| Literature DB >> 26425592 |
Justin T Dowdy1, Marcus W Moody2, Christopher P Cifarelli1.
Abstract
Cerebrospinal fluid (CSF) leak is the most commonly encountered perioperative complication in transsphenoidal surgery for pituitary lesions. Direct closure with a combination of autologous fat, local bone, and/or synthetic grafts remains the standard of care for leaks encountered at the time of surgery as well as postoperatively. The development of the vascularized nasoseptal flap as a closure technique has increased the surgeon's capacity to correct even larger openings in the dura of the sella as well as widely exposed anterior skull base defects. Yet these advances in the technical nuances for management of post-transsphenoidal CSF leak are useless without the ability to recognize a CSF leak by physical examination, clinical history, biochemical testing, or radiographic assessment. Here, we report a case of a patient who developed a CSF leak 28 years after transsphenoidal surgery, precipitated by a robotic-assisted hysterectomy during which increased intra-abdominal pressure and steep Trendelenberg positioning were both factors. Given the remote nature of the patient's transsphenoidal surgery and relative paucity of data regarding such a complication, the condition went unrecognized for several months. We review the available literature regarding risk and pathophysiology of CSF leak following abdominal surgery and propose the need for increased vigilance in identification of such occurrences with the increasing acceptance and popularity of minimally invasive abdominal and pelvic surgeries as standards in the field.Entities:
Keywords: CSF leak; CSF rhinorrhea; pituitary; robotic-assisted surgery; transsphenoidal
Year: 2014 PMID: 26425592 PMCID: PMC4528865 DOI: 10.1177/2324709614520982
Source DB: PubMed Journal: J Investig Med High Impact Case Rep ISSN: 2324-7096
Figure 1.Schematic representation of the steep Trendelenberg position with the patient’s head position approximately 45° down.

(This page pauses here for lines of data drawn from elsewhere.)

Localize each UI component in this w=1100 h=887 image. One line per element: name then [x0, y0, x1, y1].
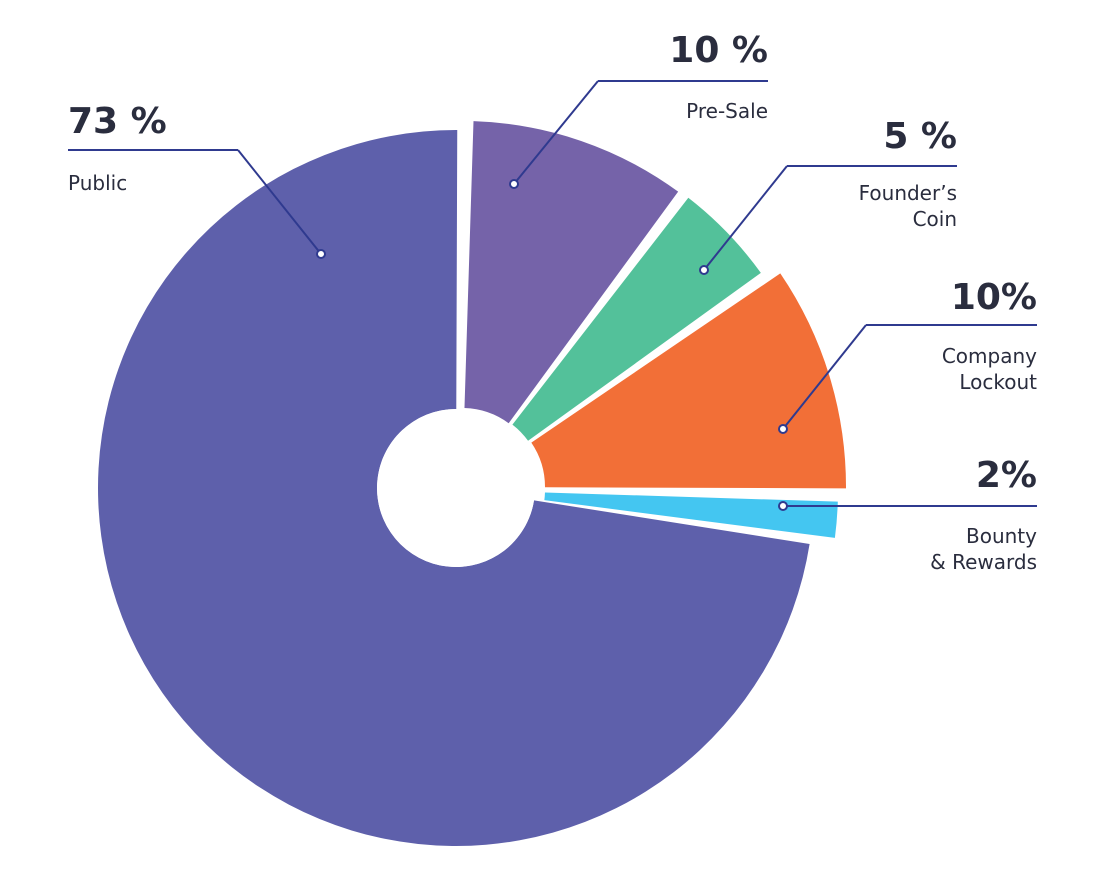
slice-label-pre-sale: Pre-Sale: [686, 99, 768, 123]
callout-leader-line: [513, 80, 599, 185]
callout-dot: [316, 249, 326, 259]
slice-label-public: Public: [68, 171, 127, 195]
slice-public: [97, 130, 810, 847]
slice-bounty-rewards: [544, 492, 838, 538]
slice-label-company-lockout: Lockout: [959, 370, 1037, 394]
callout-dot: [778, 424, 788, 434]
percent-label-founders-coin: 5 %: [883, 116, 957, 157]
callout-bounty-rewards: 2% Bounty& Rewards: [778, 455, 1037, 574]
callout-dot: [699, 265, 709, 275]
callout-dot: [509, 179, 519, 189]
slice-label-founders-coin: Coin: [913, 207, 957, 231]
slice-label-bounty-rewards: & Rewards: [930, 550, 1037, 574]
percent-label-bounty-rewards: 2%: [976, 455, 1037, 496]
donut-hole: [377, 409, 535, 567]
percent-label-pre-sale: 10 %: [669, 30, 768, 71]
percent-label-company-lockout: 10%: [951, 277, 1037, 318]
pie-slices: [97, 121, 846, 847]
callout-public: 73 % Public: [68, 101, 326, 259]
callout-pre-sale: 10 % Pre-Sale: [509, 30, 768, 189]
percent-label-public: 73 %: [68, 101, 167, 142]
slice-pre-sale: [464, 121, 679, 424]
callout-dot: [778, 501, 788, 511]
callout-leader-line: [237, 149, 322, 255]
callout-leader-line: [703, 165, 788, 271]
slice-company-lockout: [531, 273, 846, 489]
slice-founders-coin: [512, 197, 761, 441]
callout-leader-line: [782, 324, 867, 430]
slice-label-bounty-rewards: Bounty: [966, 524, 1037, 548]
slice-label-company-lockout: Company: [942, 344, 1037, 368]
slice-label-founders-coin: Founder’s: [859, 181, 957, 205]
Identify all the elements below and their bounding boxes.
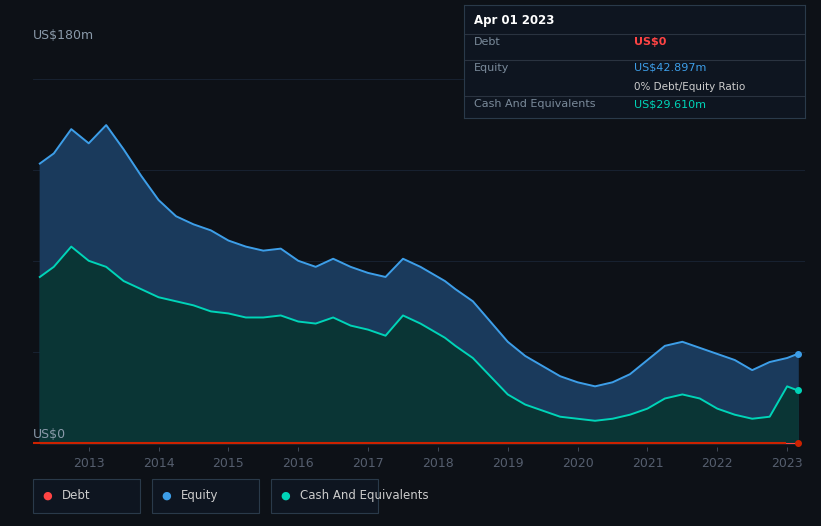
- Text: Cash And Equivalents: Cash And Equivalents: [474, 99, 595, 109]
- Text: Equity: Equity: [474, 63, 510, 73]
- Text: US$180m: US$180m: [33, 29, 94, 42]
- Text: Debt: Debt: [62, 489, 90, 502]
- Text: Apr 01 2023: Apr 01 2023: [474, 14, 554, 27]
- Text: ●: ●: [162, 490, 172, 501]
- Text: US$0: US$0: [635, 37, 667, 47]
- Text: US$42.897m: US$42.897m: [635, 63, 707, 73]
- Text: ●: ●: [43, 490, 53, 501]
- Text: US$0: US$0: [33, 428, 66, 441]
- Text: Debt: Debt: [474, 37, 501, 47]
- Text: US$29.610m: US$29.610m: [635, 99, 706, 109]
- Text: ●: ●: [281, 490, 291, 501]
- Text: Cash And Equivalents: Cash And Equivalents: [300, 489, 429, 502]
- Text: Equity: Equity: [181, 489, 218, 502]
- Text: 0% Debt/Equity Ratio: 0% Debt/Equity Ratio: [635, 82, 745, 92]
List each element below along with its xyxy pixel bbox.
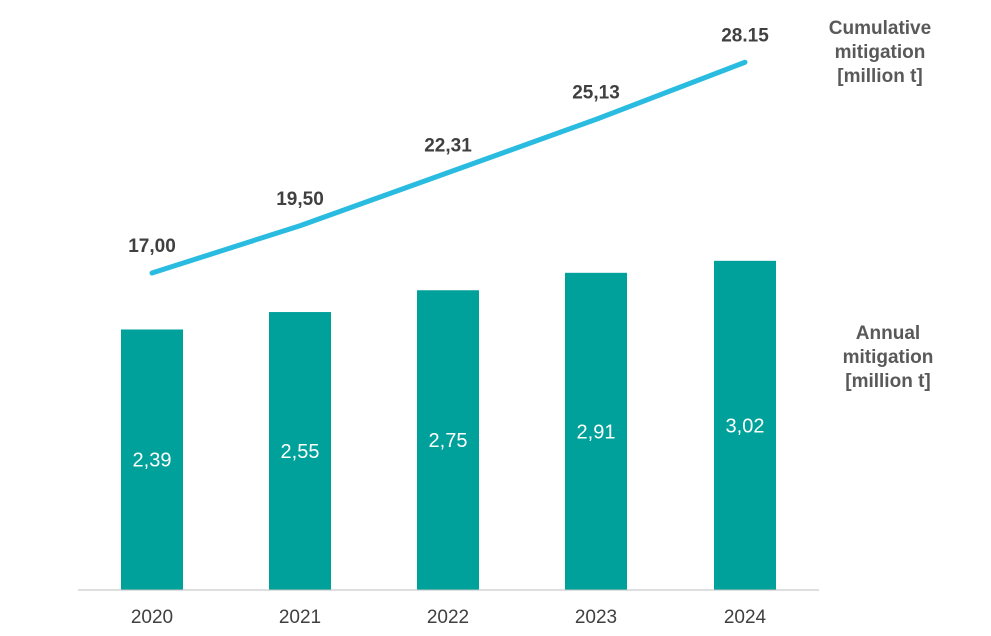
legend-cumulative-line-2: mitigation <box>834 42 926 63</box>
bar-2022 <box>417 290 479 590</box>
bar-2023 <box>565 272 627 590</box>
annual-bar-labels: 2,39 2,55 2,75 2,91 3,02 <box>133 415 765 471</box>
bar-label-2020: 2,39 <box>133 450 172 472</box>
annual-bars <box>121 260 776 590</box>
cumulative-label-2023: 25,13 <box>572 82 620 103</box>
bar-label-2023: 2,91 <box>577 421 616 443</box>
x-axis-tick-labels: 2020 2021 2022 2023 2024 <box>131 607 767 628</box>
legend-annual-line-1: Annual <box>855 323 921 344</box>
bar-2020 <box>121 329 183 590</box>
bar-label-2024: 3,02 <box>726 415 765 437</box>
x-tick-label-2024: 2024 <box>724 607 767 628</box>
x-tick-label-2023: 2023 <box>575 607 617 628</box>
cumulative-label-2024: 28.15 <box>721 25 769 46</box>
bar-label-2021: 2,55 <box>281 441 320 463</box>
legend-annual-line-2: mitigation <box>842 347 934 368</box>
bar-label-2022: 2,75 <box>429 430 468 452</box>
x-tick-label-2021: 2021 <box>279 607 321 628</box>
legend-cumulative-line-1: Cumulative <box>828 18 932 39</box>
cumulative-label-2021: 19,50 <box>276 189 324 210</box>
bar-2024 <box>714 260 776 590</box>
x-tick-label-2020: 2020 <box>131 607 173 628</box>
legend-cumulative: Cumulative mitigation [million t] <box>810 17 950 89</box>
legend-annual-line-3: [million t] <box>845 371 931 392</box>
cumulative-line-layer <box>149 59 748 276</box>
legend-annual: Annual mitigation [million t] <box>823 322 953 394</box>
cumulative-label-2022: 22,31 <box>424 136 472 157</box>
legend-cumulative-line-3: [million t] <box>837 66 923 87</box>
cumulative-line <box>149 59 748 276</box>
x-tick-label-2022: 2022 <box>427 607 469 628</box>
cumulative-label-2020: 17,00 <box>128 236 176 257</box>
bar-2021 <box>269 312 331 590</box>
cumulative-line-labels: 17,00 19,50 22,31 25,13 28.15 <box>128 25 769 257</box>
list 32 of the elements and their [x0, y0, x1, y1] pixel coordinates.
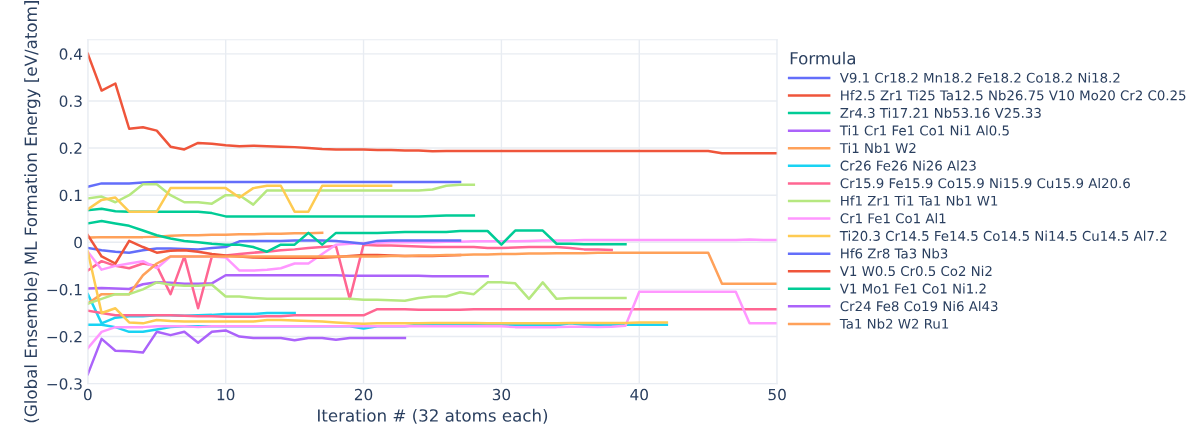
legend-label: Cr24 Fe8 Co19 Ni6 Al43	[840, 300, 998, 312]
legend-label: Ta1 Nb2 W2 Ru1	[839, 318, 949, 329]
x-tick-label: 50	[768, 388, 786, 401]
x-tick-label: 40	[630, 388, 648, 401]
y-tick-label: −0.2	[47, 331, 82, 343]
x-tick-label: 20	[354, 388, 373, 401]
legend-label: Hf2.5 Zr1 Ti25 Ta12.5 Nb26.75 V10 Mo20 Cr2 C0.25	[841, 90, 1186, 101]
legend-label: Cr1 Fe1 Co1 Al1	[840, 213, 946, 224]
legend-label: Ti1 Cr1 Fe1 Co1 Ni1 Al0.5	[839, 125, 1009, 136]
y-tick-label: 0.1	[59, 189, 82, 202]
legend-title: Formula	[790, 51, 856, 65]
legend-label: V9.1 Cr18.2 Mn18.2 Fe18.2 Co18.2 Ni18.2	[839, 72, 1120, 83]
y-tick-label: −0.3	[47, 378, 82, 390]
legend-label: Hf6 Zr8 Ta3 Nb3	[841, 248, 948, 259]
legend-label: Zr4.3 Ti17.21 Nb53.16 V25.33	[840, 107, 1041, 118]
legend-label: V1 Mo1 Fe1 Co1 Ni1.2	[839, 283, 986, 294]
y-tick-label: 0.4	[59, 48, 83, 60]
legend-label: Cr26 Fe26 Ni26 Al23	[840, 160, 976, 171]
y-tick-label: 0.2	[59, 142, 82, 155]
legend-label: Ti20.3 Cr14.5 Fe14.5 Co14.5 Ni14.5 Cu14.5 Al7.2	[839, 230, 1167, 241]
legend-label: Hf1 Zr1 Ti1 Ta1 Nb1 W1	[841, 195, 998, 206]
y-tick-label: 0.3	[59, 95, 82, 107]
legend-label: V1 W0.5 Cr0.5 Co2 Ni2	[839, 265, 992, 277]
x-axis-title: Iteration # (32 atoms each)	[318, 408, 548, 424]
x-tick-label: 0	[83, 388, 92, 401]
y-tick-label: −0.1	[47, 283, 82, 296]
legend-label: Ti1 Nb1 W2	[839, 142, 916, 154]
x-tick-label: 30	[492, 388, 511, 401]
y-axis-title: (Global Ensemble) ML Formation Energy [eV/atom]	[24, 1, 41, 423]
x-tick-label: 10	[217, 388, 235, 401]
y-tick-label: 0	[74, 236, 82, 249]
legend-label: Cr15.9 Fe15.9 Co15.9 Ni15.9 Cu15.9 Al20.6	[840, 177, 1130, 189]
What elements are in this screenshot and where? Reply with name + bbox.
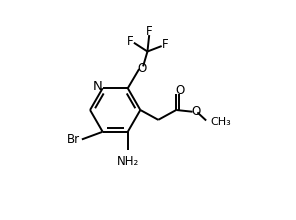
Text: F: F [146, 25, 152, 38]
Text: CH₃: CH₃ [210, 117, 231, 127]
Text: O: O [175, 84, 184, 97]
Text: O: O [191, 104, 200, 118]
Text: F: F [127, 35, 133, 48]
Text: O: O [138, 62, 147, 75]
Text: F: F [162, 38, 169, 51]
Text: Br: Br [67, 133, 80, 146]
Text: NH₂: NH₂ [117, 154, 139, 167]
Text: N: N [93, 80, 103, 93]
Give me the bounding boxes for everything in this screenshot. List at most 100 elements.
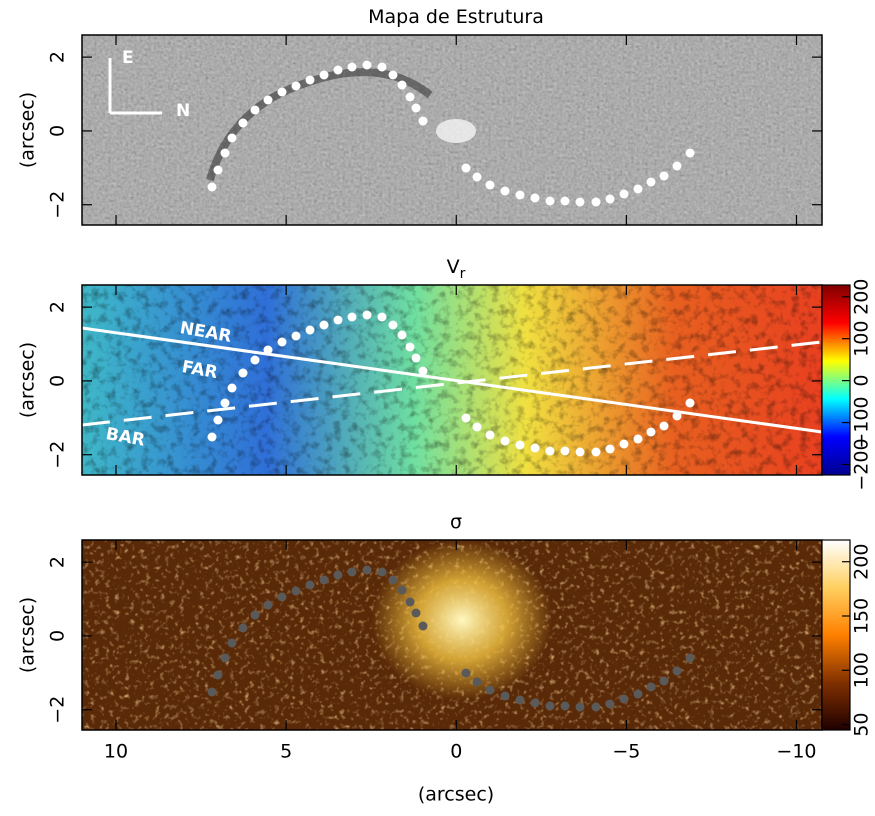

Figure 2.Coronal (A) and sagittal (B) views of the maxillofacial computed tomography prior to endoscopic repair show a small defect in the floor of the sella (arrow, A) and postoperative changes from the original transsphenoidal surgery. Coronal (C) and sagittal (D) post-contrast magnetic resonance images illustrate thick dural enhancement (white arrows, C and D) and the presence of subdural hygromas (black arrows, C) suggestive of intracranial hypotension.
Figure 3.Intraoperative photograph demonstrating the defect at the floor of the sella turcica (arrow) with active extravasation of cerebrospinal fluid.
Figure 4.Coronal (A) and sagittal (B) post-contrast magnetic resonance images 16 months after the cerebrospinal fluid (CSF) leak repair show resolution of the dural enhancement and subdural hygromas seen in Figure 1 (C-D). Note the presence of a vascularized septal flap (arrow, B) and return of the brainstem and cerebellum to a normal anatomic position in comparison to the inferior displacement noted in Figure 1 (D). These findings indicate full resolution of intracranial hypotension caused by the CSF leak.